A primary goal of the campaign is to increase the in-store sets that feature walnuts by offering off-shelf displays and committing to tag participating retailers in television and radio advertising to help drive store foot traffic, Olmstead said.
She added that this is the third year of the campaign, which ran in a much more limited capacity the last two years but which also generated significant results for walnut sales and its retail partners.
“The results obviously varied by retailer, but we saw up to a 95% unit increase in sales last year with some of the retailers that participated, and we also were able to lift the entire market as much as 21%,” Olmstead said.
The Power of 3
The second prong of the California Walnut Board’s marketing efforts in February will focus on the “Power of 3” and extend beyond US retailers to drive awareness around the world of the health benefits of walnuts.
As suggested by the campaign name, the Power of 3 will promote three talking points about walnuts, the first being that they are only nut significantly high in essential plant-based omega-3 ALA with 2.5 grams per ounce.
The second point directs consumers to eat three handfuls of walnuts a week, which Olmstead said is an easy way “to get people on the path, working more walnuts into their daily diet and it is a sharable slogan.”
She noted that currently about 40% of adults buy walnuts and on average they eat about 0.6 pounds per year, which is a far cry from the ounce and a half per day recommended for the health benefits.
“Three handfuls a week gets people much closer to that daily goal,” she said.
The last component of the Power of 3 promotion encourages consumers, through sweepstakes and competitions, to share the health benefits of walnuts with three friends or family members.
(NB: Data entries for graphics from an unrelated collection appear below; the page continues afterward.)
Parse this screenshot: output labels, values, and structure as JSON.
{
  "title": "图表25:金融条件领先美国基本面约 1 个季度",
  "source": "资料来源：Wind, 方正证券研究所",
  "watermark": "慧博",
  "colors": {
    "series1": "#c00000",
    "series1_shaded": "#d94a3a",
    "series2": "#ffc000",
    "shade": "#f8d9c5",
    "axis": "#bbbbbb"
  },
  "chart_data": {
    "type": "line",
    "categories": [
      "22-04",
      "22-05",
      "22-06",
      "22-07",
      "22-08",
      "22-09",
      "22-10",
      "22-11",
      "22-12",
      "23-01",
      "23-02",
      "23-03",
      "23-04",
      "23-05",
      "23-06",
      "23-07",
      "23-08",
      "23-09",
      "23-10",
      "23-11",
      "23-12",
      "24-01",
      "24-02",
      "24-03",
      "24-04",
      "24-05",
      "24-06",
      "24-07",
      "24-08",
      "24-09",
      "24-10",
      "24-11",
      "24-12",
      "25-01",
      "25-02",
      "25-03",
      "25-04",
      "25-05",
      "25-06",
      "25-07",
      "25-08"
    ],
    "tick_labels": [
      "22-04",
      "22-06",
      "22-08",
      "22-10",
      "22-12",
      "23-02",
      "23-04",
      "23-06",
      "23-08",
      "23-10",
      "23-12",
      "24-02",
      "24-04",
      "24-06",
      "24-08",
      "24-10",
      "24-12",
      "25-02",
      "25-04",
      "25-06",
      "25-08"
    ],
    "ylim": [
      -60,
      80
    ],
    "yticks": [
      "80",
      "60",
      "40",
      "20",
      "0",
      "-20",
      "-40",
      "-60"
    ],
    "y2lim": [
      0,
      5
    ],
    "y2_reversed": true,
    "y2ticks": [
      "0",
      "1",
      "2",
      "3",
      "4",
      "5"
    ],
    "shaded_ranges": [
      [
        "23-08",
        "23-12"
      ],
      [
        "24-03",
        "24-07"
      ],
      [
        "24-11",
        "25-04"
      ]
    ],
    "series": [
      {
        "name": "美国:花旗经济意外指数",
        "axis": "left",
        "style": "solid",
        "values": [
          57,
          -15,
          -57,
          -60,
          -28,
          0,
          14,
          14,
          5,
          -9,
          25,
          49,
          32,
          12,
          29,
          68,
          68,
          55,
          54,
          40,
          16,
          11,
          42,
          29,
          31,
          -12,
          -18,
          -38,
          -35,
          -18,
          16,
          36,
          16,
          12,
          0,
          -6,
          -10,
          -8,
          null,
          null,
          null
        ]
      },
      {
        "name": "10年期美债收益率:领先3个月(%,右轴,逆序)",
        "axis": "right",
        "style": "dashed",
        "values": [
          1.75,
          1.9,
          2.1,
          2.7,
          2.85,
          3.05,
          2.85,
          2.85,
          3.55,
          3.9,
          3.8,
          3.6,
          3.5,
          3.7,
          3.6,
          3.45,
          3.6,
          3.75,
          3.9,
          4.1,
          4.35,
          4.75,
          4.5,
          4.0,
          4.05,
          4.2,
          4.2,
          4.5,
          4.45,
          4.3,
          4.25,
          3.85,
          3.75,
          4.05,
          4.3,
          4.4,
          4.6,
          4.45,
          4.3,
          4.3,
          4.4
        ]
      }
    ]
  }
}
The board also will rely on influencers, pop-up events, sampling and other tactics to raise awareness.
Benefits beyond heart health
While these campaigns will focus on walnut’s heart health benefits, Olmstead notes that emerging research attributes several additional health benefits to walnuts.
For example, research published this month in The Journal of Nutrition found eating walnuts may enrich the gut bacteria to benefit digestive health as well as provide additional heart health benefits. Other research shows potential cognitive benefits from walnuts, added Olmstead.
Plant-based movement boosts interest in walnuts
While both campaigns aim to build awareness of walnuts, Olmstead noted that consumer interest in the ingredient already is on the rise thanks in part to the larger plant-based diet and demand for alternatives to animal meat.
“Now is a really good time for walnuts, and we have seen more consumption here in the US, especially around the idea of walnuts as a plant-based meat, so to speak,” she explained. “So, you’re seeing them in tacos replacing ground beef, you might see them in burgers or bowls of different varieties. And we are see tremendous interest from the food service sector, including in a new walnut crumble that launched last year.”
Influencers also are promoting the in home use of walnuts to make walnut chorizo tacos, walnut veggie shepherds pie and pizza and plant-based walnut crumble, Olmstead noted.
She added, “I just think there is a lot of opportunity here to grow and for people to be able to take advantage of the health benefits of walnuts.”